Nach den großen Erfolgen der documenta 1 und der documenta II war die Institutionalisierung der documenta als internationale Ausstellungsreihe für zeitgenössische Kunst nur folgerichtig. Turnusmäßig war die III. documenta für das Jahr 1963 (im vierjährlichen Rhythmus) vorgesehen. Streit über organisatorische und (Macht-)Fragen innerhalb der Trägergesellschaft documenta GmbH (das Land Hessen war mittlerweile Mitgesellschafter geworden) und der Wunsch Arnold Bodes, das Schloss Wilhelmshöhe in die Ausstellung mit einzubeziehen (dessen Restaurierung sich verzögerte), führten dazu, dass eine Realisierung der III. documenta im Jahr 1963 zeitlich nicht mehr möglich war.
Bode und Haftmann wollten bei der III. documenta die Beschränkung auf ‚Qualität‘ und ‚Relevanz‘:[1]
„documenta III hat einen anderen Ansatz, sie läßt sich nicht mehr auf Argument und Gruppe ein. Ihr liegt der einfache Leitsatz zugrunde, daß Kunst das ist, was bedeutende Künstler machen. Sie setzt auf die einzelne Persönlichkeit. Ihr kommt es auf die Reihung von Schwerpunkten an. Ohne vorgefaßte Absicht der Verknüpfung stellt sie Werk neben Werk, Individualität neben Inividualität.“
Es gab Befürchtungen, dass die III. documenta neben der parallel stattfindenden Biennale von Venedig verblassen könnte und dies auch Auswirkungen auf die Besucheranzahl haben könnte. Beide Annahmen waren falsch. Die documenta behauptete sich klar und fortan gefestigt als die „wesentlichere“[3] der beiden internationalen Kunstausstellungen und verzeichnete mit 200.000 Besuchern einen erneuten Rekord.
Erstmals wird bei der documenta III der Begriff des Museums der 100 Tage geprägt, der das Leitmotiv für alle kommenden documenten und das Motto der Weltausstellung der zeitgenössischen Kunst schlechthin werden sollte:
„Ich möchte die documenta III das „Museum der 100 Tage“ in Kassel nennen. Hier werden die Leistungen der Kunst des 20. Jahrhunderts nicht in einem imaginären, sondern in einem realen Museum sichtbar vor Augen geführt.“
Das bewährte Museum Fridericianum und die Ruine der Orangerie und das Freigelände um die Orangerie herum waren wiederum Zentrum der Ausstellung. Erstmals wurde die „Alte“ Galerie an der Schönen Aussicht, die heutige Neue Galerie, als Ausstellungsort einbezogen.

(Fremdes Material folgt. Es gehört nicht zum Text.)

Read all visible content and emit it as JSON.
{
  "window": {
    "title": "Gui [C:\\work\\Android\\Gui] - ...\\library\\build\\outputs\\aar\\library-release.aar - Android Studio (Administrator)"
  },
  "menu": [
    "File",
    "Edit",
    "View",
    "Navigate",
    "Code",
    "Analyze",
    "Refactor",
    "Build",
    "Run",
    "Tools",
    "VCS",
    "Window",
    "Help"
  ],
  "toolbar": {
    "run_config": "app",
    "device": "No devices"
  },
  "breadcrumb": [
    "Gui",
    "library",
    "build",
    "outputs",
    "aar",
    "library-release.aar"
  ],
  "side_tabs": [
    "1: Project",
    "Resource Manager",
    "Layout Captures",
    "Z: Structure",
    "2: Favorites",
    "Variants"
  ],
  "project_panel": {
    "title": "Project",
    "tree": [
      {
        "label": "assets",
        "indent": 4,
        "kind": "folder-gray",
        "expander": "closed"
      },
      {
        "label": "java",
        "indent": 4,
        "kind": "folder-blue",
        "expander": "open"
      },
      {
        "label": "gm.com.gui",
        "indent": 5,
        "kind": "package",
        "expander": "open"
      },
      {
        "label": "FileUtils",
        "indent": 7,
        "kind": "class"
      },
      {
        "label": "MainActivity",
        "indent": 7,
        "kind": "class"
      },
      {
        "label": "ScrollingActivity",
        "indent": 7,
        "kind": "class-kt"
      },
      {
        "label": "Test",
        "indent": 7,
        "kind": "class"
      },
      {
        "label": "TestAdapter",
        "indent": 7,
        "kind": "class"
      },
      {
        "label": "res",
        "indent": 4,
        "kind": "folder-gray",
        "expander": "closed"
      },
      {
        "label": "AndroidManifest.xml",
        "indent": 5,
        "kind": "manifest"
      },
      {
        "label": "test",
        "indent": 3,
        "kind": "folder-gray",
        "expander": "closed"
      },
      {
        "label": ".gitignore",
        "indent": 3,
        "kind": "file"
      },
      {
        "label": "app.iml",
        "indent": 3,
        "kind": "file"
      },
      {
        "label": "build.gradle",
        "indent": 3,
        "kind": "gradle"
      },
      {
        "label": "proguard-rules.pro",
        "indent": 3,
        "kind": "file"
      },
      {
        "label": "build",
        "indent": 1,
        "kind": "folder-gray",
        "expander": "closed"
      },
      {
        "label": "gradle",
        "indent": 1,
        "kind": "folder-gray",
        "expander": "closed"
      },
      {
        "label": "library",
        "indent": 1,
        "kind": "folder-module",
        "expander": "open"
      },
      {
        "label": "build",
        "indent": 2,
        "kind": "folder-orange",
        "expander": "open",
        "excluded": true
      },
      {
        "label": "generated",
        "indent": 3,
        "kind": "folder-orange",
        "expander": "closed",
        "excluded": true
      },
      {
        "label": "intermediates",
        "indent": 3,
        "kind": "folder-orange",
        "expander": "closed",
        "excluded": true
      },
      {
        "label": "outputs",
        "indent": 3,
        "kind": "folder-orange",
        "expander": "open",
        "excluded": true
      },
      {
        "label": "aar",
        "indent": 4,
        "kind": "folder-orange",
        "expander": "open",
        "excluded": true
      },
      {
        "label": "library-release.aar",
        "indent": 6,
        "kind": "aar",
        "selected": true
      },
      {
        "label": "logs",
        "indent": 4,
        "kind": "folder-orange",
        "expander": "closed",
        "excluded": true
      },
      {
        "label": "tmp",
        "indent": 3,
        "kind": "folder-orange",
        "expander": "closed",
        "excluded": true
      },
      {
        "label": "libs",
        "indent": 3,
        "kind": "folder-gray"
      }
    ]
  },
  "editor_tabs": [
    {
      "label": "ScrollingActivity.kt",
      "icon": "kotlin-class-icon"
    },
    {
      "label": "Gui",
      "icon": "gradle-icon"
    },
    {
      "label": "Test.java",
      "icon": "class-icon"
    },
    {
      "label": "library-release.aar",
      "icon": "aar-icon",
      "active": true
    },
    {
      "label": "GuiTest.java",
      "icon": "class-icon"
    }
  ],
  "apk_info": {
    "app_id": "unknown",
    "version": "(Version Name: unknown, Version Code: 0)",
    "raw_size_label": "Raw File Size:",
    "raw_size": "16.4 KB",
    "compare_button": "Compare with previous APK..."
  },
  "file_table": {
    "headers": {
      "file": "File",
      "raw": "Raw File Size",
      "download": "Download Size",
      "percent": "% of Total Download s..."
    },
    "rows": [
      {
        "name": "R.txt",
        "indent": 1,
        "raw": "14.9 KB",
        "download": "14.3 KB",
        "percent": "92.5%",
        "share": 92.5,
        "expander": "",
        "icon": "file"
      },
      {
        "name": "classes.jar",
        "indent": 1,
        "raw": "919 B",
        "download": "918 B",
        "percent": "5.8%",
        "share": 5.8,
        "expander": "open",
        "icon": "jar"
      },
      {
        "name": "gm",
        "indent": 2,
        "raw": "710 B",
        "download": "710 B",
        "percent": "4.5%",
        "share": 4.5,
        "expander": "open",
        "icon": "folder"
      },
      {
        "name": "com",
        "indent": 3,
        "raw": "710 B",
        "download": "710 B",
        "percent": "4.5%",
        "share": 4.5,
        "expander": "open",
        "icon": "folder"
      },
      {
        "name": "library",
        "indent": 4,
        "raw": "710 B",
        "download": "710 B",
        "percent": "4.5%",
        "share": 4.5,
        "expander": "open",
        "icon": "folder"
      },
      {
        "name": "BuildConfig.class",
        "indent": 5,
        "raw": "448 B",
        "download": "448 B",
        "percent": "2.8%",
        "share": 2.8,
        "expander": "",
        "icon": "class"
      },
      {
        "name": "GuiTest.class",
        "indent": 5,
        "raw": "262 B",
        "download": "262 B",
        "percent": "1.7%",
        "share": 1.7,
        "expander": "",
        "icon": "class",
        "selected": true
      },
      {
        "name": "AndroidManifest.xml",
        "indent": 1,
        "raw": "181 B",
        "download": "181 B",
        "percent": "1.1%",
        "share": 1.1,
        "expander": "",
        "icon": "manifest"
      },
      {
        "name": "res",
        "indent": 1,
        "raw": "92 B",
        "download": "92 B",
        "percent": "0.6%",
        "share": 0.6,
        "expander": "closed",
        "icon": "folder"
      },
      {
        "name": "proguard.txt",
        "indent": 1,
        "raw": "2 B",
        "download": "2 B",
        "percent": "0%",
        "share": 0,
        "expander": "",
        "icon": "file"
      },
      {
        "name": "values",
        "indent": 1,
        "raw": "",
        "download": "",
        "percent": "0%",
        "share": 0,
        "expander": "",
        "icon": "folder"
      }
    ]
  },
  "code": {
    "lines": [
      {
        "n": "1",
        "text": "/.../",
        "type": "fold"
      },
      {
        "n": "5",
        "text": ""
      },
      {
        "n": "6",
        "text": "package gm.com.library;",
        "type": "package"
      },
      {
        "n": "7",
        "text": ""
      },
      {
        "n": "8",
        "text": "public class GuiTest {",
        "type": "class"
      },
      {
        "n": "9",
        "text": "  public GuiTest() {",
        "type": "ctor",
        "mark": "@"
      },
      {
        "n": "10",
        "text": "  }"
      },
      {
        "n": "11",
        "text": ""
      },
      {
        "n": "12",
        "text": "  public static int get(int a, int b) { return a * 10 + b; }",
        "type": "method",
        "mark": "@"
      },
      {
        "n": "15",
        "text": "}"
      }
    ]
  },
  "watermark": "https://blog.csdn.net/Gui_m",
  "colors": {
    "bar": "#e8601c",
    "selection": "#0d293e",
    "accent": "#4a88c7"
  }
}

Mit Verspätung eröffneten am 22. August 1964 die beiden Ausstellungsabteilungen Graphik und Industrial Design in den Räumen der Staatlichen Werkkunstschule Kassel am Rande der Karlsaue.
„Mit der documenta 3 von 1964 hat Arnold Bode sicherlich den Höhepunkt seiner ‚architektonischen Raumregie‘ erreicht. Mehr denn je und explizit steht bei dieser Ausstellung das Erlebnis der Kunst im Mittelpunkt, das delikat inszenierte Verhältnis zwischen Raum, Skulptur, Bild und Architektur, während das Anliegen der Vermittlung in den Hintergrund tritt. Bode geht es um ein sehendes Verstehen, das er mit einer ebenso musealen, auratische Distanz schaffenden wie zugleich experimientierfreudigen und wagemutigen Präsentation der Beiträge zu befördern sucht.“[5]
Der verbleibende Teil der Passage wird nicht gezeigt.